Nationwide, American military leaders estimate that about one-third of the approximately 100,000 members of the Iraqi military are able to "lead the fight" themselves with logistical support from the United States, and that number should double by next year.

If that happens, American military forces could begin a drawdown in numbers proportional to the increasing self-sufficiency of the Iraqi forces in 2006. If all goes well, I believe we can have a much smaller American military presence there by the end of 2006 or in 2007, but it is also likely that our presence will need to be significant in Iraq or nearby for years to come.

The economic reconstruction of Iraq has gone slower than it should have, and too much money has been wasted or stolen. Ambassador Khalilzad is now implementing reform that has worked in Afghanistan — Provincial Reconstruction Teams, composed of American economic and political experts, working in partnership in each of Iraq's 18 provinces with its elected leadership, civil service and the private sector.
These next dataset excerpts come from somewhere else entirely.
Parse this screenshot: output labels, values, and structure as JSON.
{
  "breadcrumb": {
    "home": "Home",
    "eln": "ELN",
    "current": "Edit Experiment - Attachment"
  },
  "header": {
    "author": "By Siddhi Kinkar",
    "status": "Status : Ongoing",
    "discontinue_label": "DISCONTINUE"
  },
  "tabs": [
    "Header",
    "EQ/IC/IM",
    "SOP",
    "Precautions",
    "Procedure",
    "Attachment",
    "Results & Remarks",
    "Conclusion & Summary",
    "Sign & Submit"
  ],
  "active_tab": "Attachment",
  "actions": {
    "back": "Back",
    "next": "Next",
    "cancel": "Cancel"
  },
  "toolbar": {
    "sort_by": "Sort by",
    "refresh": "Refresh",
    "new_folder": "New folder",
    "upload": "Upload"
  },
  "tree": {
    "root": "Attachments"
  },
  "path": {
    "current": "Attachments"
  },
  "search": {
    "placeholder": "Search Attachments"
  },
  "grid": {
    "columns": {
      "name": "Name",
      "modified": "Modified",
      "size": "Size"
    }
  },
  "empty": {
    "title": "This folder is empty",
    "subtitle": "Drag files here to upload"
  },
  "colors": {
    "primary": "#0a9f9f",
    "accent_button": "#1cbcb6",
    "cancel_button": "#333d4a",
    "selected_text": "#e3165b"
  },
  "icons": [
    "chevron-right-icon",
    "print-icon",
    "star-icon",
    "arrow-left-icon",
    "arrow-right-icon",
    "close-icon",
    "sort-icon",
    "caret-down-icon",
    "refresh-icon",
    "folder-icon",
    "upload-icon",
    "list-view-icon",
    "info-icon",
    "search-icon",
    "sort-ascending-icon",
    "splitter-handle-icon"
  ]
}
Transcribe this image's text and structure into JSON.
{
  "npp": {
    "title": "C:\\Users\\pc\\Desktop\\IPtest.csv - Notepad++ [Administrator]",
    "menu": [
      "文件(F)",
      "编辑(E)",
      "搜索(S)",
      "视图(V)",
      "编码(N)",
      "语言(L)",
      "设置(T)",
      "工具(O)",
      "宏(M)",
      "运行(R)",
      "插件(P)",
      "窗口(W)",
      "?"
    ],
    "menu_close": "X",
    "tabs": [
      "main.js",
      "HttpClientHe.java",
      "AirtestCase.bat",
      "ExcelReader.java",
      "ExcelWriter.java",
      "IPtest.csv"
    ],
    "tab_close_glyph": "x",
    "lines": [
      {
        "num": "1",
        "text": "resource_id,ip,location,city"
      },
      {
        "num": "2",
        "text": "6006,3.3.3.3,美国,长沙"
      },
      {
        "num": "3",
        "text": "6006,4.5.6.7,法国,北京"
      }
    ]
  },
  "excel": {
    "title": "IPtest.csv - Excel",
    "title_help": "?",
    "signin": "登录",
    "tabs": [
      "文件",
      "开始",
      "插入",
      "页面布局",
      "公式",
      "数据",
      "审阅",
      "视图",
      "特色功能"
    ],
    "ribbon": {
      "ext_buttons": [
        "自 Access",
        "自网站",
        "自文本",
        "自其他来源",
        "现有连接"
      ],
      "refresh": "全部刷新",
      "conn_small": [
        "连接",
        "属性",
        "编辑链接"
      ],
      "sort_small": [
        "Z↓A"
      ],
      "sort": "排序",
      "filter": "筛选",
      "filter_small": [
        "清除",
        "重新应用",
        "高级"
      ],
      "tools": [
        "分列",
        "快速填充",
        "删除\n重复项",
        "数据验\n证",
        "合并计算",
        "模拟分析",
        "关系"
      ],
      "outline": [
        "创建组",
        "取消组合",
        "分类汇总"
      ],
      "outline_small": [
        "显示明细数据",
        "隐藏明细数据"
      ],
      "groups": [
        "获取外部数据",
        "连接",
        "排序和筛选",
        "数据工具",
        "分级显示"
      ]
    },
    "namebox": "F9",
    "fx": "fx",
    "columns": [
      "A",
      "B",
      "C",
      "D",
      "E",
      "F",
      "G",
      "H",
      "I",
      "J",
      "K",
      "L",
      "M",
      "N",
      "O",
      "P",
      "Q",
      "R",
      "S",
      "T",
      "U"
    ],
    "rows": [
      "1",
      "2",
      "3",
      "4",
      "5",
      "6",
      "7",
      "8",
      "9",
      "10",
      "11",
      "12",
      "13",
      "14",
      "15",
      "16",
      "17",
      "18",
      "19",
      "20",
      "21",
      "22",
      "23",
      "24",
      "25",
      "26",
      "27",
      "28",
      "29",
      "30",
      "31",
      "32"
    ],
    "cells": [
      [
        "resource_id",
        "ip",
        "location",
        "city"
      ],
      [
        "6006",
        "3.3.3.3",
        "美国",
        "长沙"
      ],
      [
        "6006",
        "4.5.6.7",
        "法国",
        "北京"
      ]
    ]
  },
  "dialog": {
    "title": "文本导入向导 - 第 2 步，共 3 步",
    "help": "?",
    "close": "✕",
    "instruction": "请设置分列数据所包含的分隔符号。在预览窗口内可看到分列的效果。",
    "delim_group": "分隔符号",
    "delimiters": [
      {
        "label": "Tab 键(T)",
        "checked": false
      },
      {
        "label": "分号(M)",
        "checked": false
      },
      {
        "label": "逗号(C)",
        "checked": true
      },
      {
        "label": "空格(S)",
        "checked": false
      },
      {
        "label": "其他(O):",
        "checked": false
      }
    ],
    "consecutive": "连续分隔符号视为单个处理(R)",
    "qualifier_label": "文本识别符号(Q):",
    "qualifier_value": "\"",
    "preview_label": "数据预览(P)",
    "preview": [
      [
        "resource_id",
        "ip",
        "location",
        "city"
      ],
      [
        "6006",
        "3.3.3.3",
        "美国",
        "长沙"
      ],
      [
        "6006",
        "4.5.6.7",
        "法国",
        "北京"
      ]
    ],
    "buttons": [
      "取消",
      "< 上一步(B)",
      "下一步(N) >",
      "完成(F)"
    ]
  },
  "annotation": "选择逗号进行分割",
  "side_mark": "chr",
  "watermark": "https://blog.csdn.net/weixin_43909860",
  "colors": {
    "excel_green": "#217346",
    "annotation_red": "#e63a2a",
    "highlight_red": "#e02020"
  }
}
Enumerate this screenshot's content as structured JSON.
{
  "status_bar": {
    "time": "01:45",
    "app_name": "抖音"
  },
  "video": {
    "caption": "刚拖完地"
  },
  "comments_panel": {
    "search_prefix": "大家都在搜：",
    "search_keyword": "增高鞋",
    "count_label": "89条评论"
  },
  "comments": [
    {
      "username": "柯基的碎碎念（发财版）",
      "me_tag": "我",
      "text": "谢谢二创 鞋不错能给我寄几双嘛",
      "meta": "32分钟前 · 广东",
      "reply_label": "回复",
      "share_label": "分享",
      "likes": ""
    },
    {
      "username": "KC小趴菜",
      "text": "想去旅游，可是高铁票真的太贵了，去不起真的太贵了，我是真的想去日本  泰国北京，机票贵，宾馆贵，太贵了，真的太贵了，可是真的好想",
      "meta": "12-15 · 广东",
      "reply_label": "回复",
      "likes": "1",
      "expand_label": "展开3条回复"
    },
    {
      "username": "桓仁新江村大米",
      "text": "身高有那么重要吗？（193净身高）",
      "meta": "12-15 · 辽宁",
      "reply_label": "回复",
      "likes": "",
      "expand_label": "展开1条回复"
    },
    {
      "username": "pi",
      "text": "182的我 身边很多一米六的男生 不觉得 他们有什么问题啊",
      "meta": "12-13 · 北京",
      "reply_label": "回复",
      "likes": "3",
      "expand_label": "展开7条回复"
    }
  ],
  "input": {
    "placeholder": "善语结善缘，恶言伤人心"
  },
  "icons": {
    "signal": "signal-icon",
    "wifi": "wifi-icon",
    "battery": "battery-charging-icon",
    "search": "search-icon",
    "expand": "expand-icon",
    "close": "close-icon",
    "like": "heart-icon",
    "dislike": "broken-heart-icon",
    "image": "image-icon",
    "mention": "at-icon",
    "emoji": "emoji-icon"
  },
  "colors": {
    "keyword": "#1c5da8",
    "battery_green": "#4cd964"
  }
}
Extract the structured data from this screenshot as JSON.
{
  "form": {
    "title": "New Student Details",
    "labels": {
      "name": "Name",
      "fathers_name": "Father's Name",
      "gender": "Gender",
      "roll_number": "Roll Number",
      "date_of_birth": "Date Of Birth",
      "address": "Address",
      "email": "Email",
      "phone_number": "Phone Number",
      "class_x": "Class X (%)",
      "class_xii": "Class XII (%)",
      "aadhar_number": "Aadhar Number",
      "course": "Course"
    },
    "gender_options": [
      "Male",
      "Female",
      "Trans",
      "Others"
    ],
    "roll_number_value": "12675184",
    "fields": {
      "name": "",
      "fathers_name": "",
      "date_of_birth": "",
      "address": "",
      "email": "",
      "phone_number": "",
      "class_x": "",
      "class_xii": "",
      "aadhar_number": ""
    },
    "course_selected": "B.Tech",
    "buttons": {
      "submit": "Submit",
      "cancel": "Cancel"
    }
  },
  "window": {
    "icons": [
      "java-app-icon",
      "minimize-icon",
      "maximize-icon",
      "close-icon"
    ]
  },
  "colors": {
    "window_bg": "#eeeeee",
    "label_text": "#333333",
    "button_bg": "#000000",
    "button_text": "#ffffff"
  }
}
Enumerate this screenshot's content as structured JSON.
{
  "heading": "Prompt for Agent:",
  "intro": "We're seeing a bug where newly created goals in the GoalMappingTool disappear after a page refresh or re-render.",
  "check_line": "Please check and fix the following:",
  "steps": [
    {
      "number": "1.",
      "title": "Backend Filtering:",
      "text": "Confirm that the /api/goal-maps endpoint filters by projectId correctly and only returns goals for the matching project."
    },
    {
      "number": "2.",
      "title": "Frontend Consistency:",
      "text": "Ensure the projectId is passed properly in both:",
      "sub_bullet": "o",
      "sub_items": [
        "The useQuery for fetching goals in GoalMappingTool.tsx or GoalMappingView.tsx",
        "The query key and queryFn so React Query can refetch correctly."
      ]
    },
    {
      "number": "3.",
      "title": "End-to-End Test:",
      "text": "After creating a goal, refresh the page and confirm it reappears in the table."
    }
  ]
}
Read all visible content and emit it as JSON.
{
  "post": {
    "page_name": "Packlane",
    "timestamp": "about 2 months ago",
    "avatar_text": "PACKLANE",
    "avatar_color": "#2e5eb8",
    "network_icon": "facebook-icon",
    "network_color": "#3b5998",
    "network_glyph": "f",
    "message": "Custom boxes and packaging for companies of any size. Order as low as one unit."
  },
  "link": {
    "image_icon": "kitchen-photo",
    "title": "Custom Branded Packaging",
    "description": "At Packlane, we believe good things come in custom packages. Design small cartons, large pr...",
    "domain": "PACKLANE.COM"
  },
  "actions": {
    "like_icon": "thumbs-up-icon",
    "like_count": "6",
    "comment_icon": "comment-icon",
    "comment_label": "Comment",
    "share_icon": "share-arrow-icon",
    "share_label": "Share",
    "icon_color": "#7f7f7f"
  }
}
That is the "build" part of the "clear, hold and build" strategy, and so is the work American and international teams are doing to professionalize national and provincial governmental agencies in Iraq.

These are new ideas that are working and changing the reality on the ground, which is undoubtedly why the Iraqi people are optimistic about their future — and why the American people should be, too.

I cannot say enough about the U.S. Army and Marines who are carrying most of the fight for us in Iraq. They are courageous, smart, effective, innovative, very honorable and very proud.

After a Thanksgiving meal with a great group of Marines at Camp Fallujah in western Iraq, I asked their commander whether the morale of his troops had been hurt by the growing public dissent in America over the war in Iraq. His answer was insightful, instructive and inspirational:

"I would guess that if the opposition and division at home go on a lot longer and get a lot deeper, it might have some effect, but, Senator, my Marines are motivated by their devotion to each other and the cause, not by political debates."

Thank you, general. That is a powerful, needed message for the rest of America and its political leadership at this critical moment in our nation's history.